With the latter as the President of all operations in the United States and the former as CEO, the company’s share has exhibited a 96% rise, now selling at $193.94 per share.
As you can see, Kempczinski is a natural replacement for Easterbrook, no wonder the board went with him. In an email sent to his employees, the new CEO admitted that he was excited over his new position, and was grateful that the board felt confident that he was the right man for the job.
He went on to recognize the employees as an integral part of the McDonald’s team, saying that it is he who is fortunate to have such talent for a team to work with as they strive to build on their brand.
Kempczinski’s replacement has also been named, with Joe Erlinger taking over the management of the 14,000 McDonald’s restaurants in the United States. Before taking over from the new CEO, Erlinger was the international operated markets president.
Despite his run at McDonald’s having come to an abrupt halt, one cannot deny that on the business front, everything Easterbrook did was in service to the company.
Under his watch, McDonald’s went big on franchising, with 90% of the restaurant locations now under franchise ownership.
Easterbrook’s strategy has led to maximized profits, but there’s nothing that always perfect, right?

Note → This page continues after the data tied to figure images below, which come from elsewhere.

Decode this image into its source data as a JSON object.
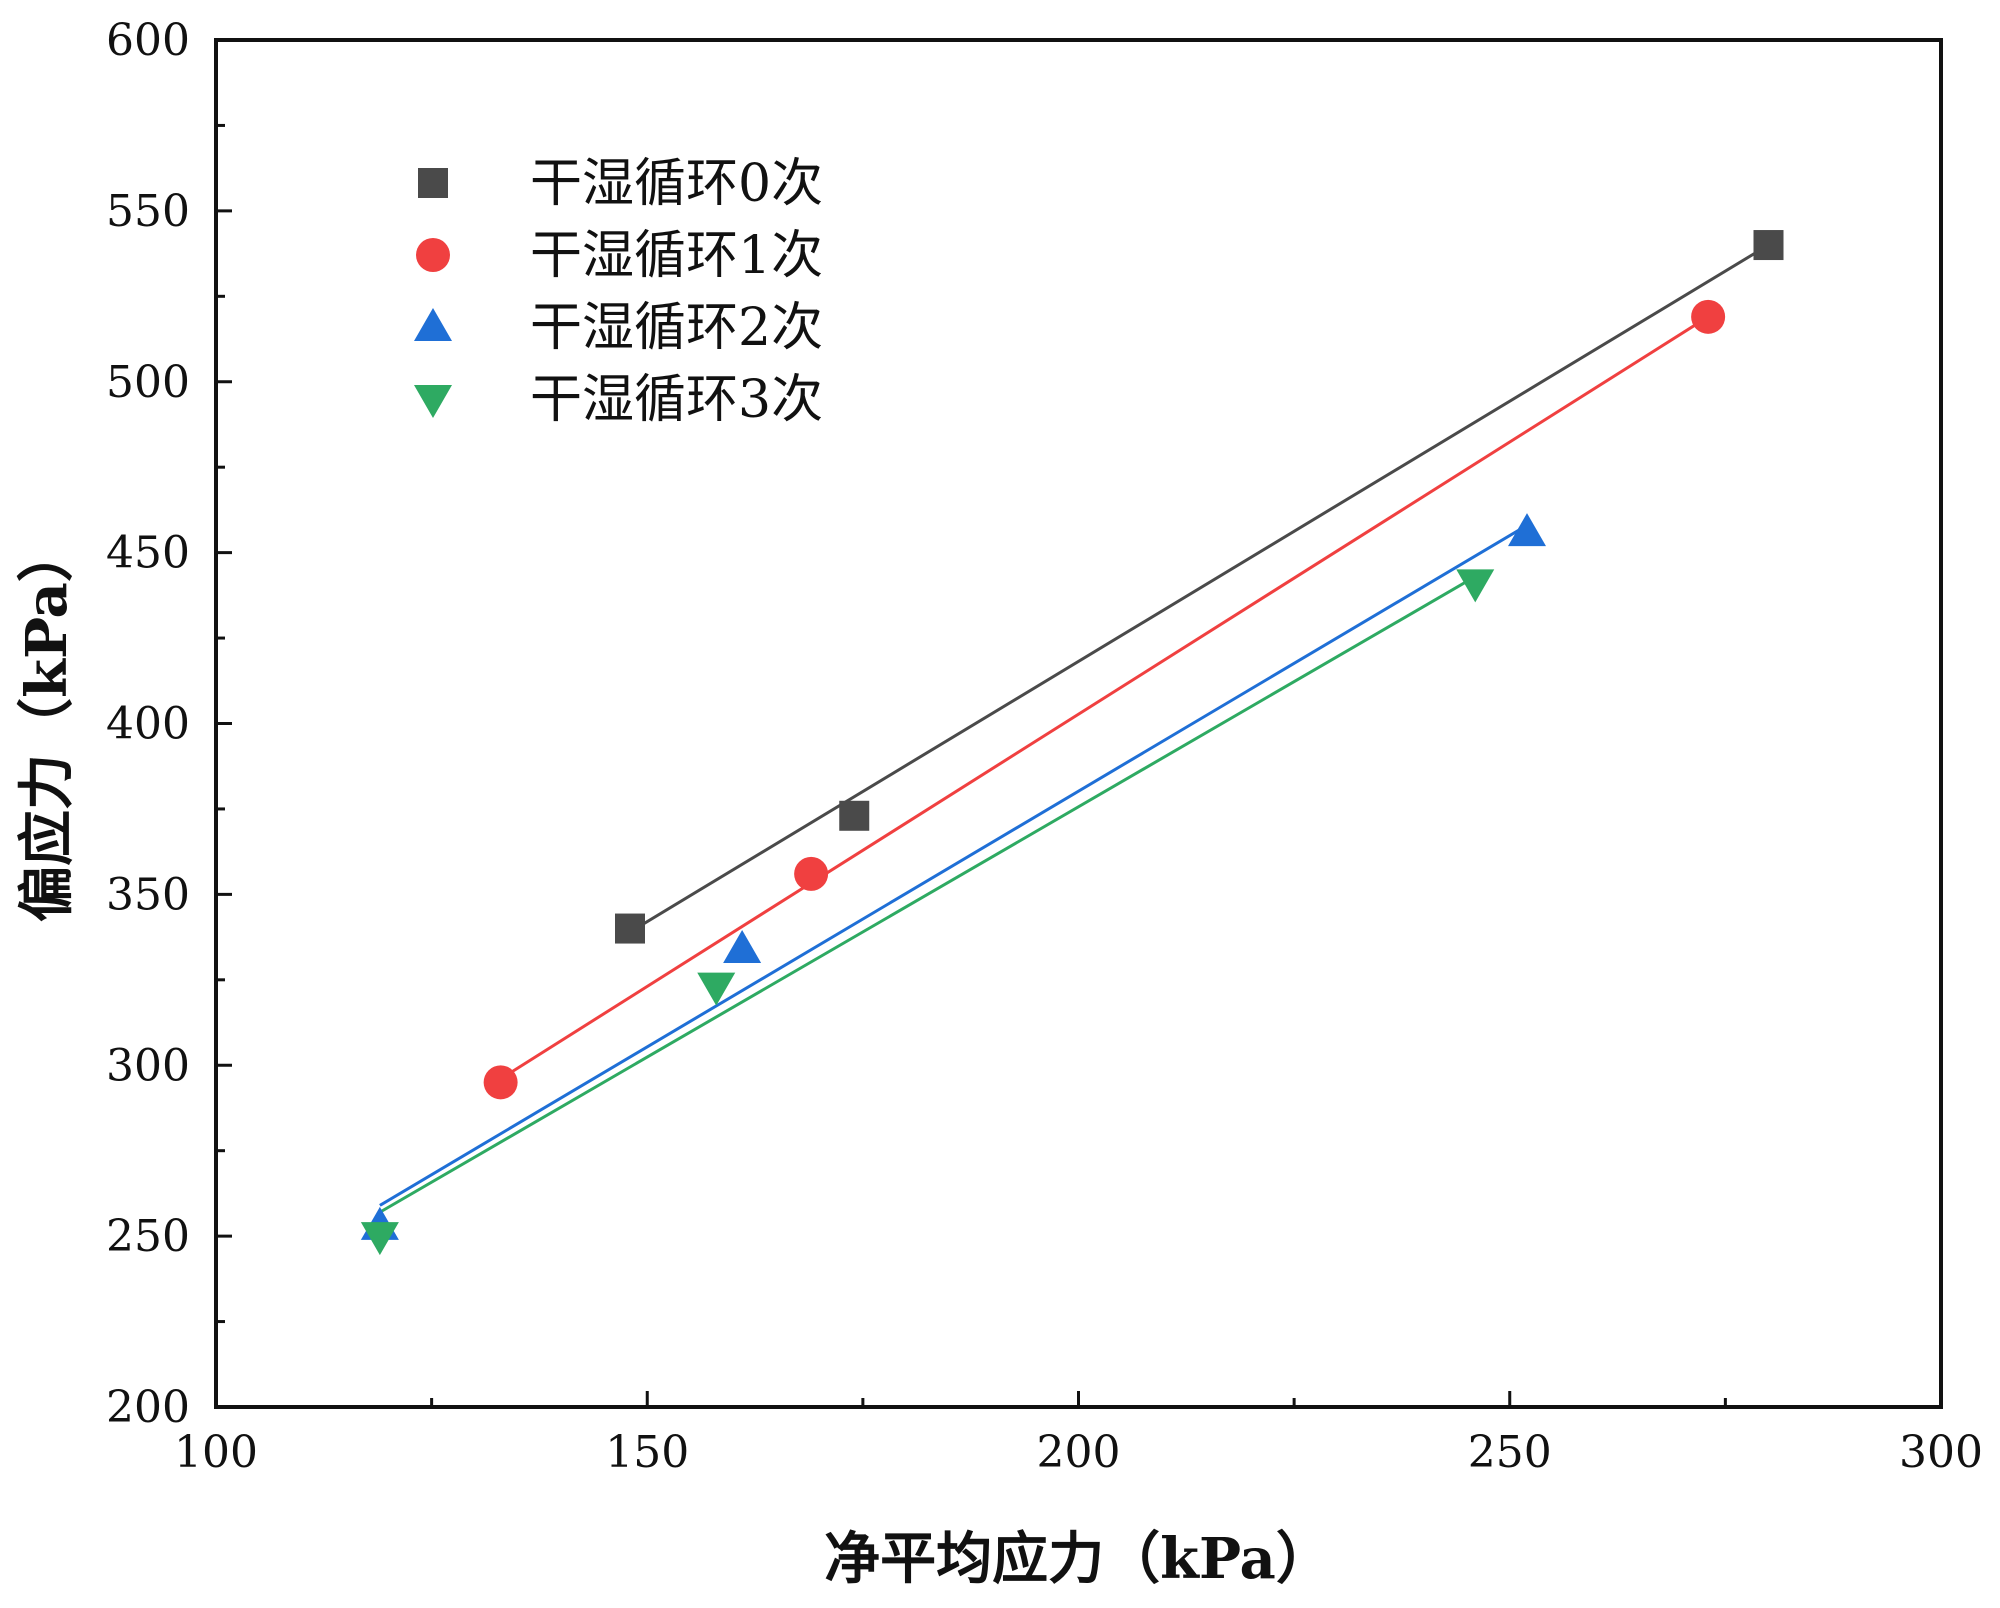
{
  "chart_data": {
    "type": "scatter",
    "xlabel": "净平均应力（kPa）",
    "ylabel": "偏应力（kPa）",
    "xlim": [
      100,
      300
    ],
    "ylim": [
      200,
      600
    ],
    "x_ticks": [
      "100",
      "150",
      "200",
      "250",
      "300"
    ],
    "y_ticks": [
      "200",
      "250",
      "300",
      "350",
      "400",
      "450",
      "500",
      "550",
      "600"
    ],
    "grid": false,
    "legend_position": "top-left",
    "series": [
      {
        "name": "干湿循环0次",
        "marker": "square",
        "color": "#4a4a4a",
        "points": [
          [
            148,
            340
          ],
          [
            174,
            373
          ],
          [
            280,
            540
          ]
        ],
        "fit_line": [
          [
            148,
            339
          ],
          [
            280,
            540
          ]
        ]
      },
      {
        "name": "干湿循环1次",
        "marker": "circle",
        "color": "#f04040",
        "points": [
          [
            133,
            295
          ],
          [
            169,
            356
          ],
          [
            273,
            519
          ]
        ],
        "fit_line": [
          [
            133,
            296
          ],
          [
            273,
            519
          ]
        ]
      },
      {
        "name": "干湿循环2次",
        "marker": "triangle-up",
        "color": "#1f6fd6",
        "points": [
          [
            119,
            253
          ],
          [
            161,
            334
          ],
          [
            252,
            456
          ]
        ],
        "fit_line": [
          [
            119,
            259
          ],
          [
            252,
            458
          ]
        ]
      },
      {
        "name": "干湿循环3次",
        "marker": "triangle-down",
        "color": "#2eaa62",
        "points": [
          [
            119,
            250
          ],
          [
            158,
            323
          ],
          [
            246,
            441
          ]
        ],
        "fit_line": [
          [
            119,
            257
          ],
          [
            246,
            443
          ]
        ]
      }
    ]
  }
}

The company isn’t bringing in as much revenue as it would want to, especially in the third quarter of 2019. Earnings fell short of projected estimates, but knowing McDonald’s, they’ll certainly bounce back.
All large corporations have their share of challenges, and for a company that has been operational since 1940, you better believe that the folks at McDonald’s have perfected the art of beating these challenges.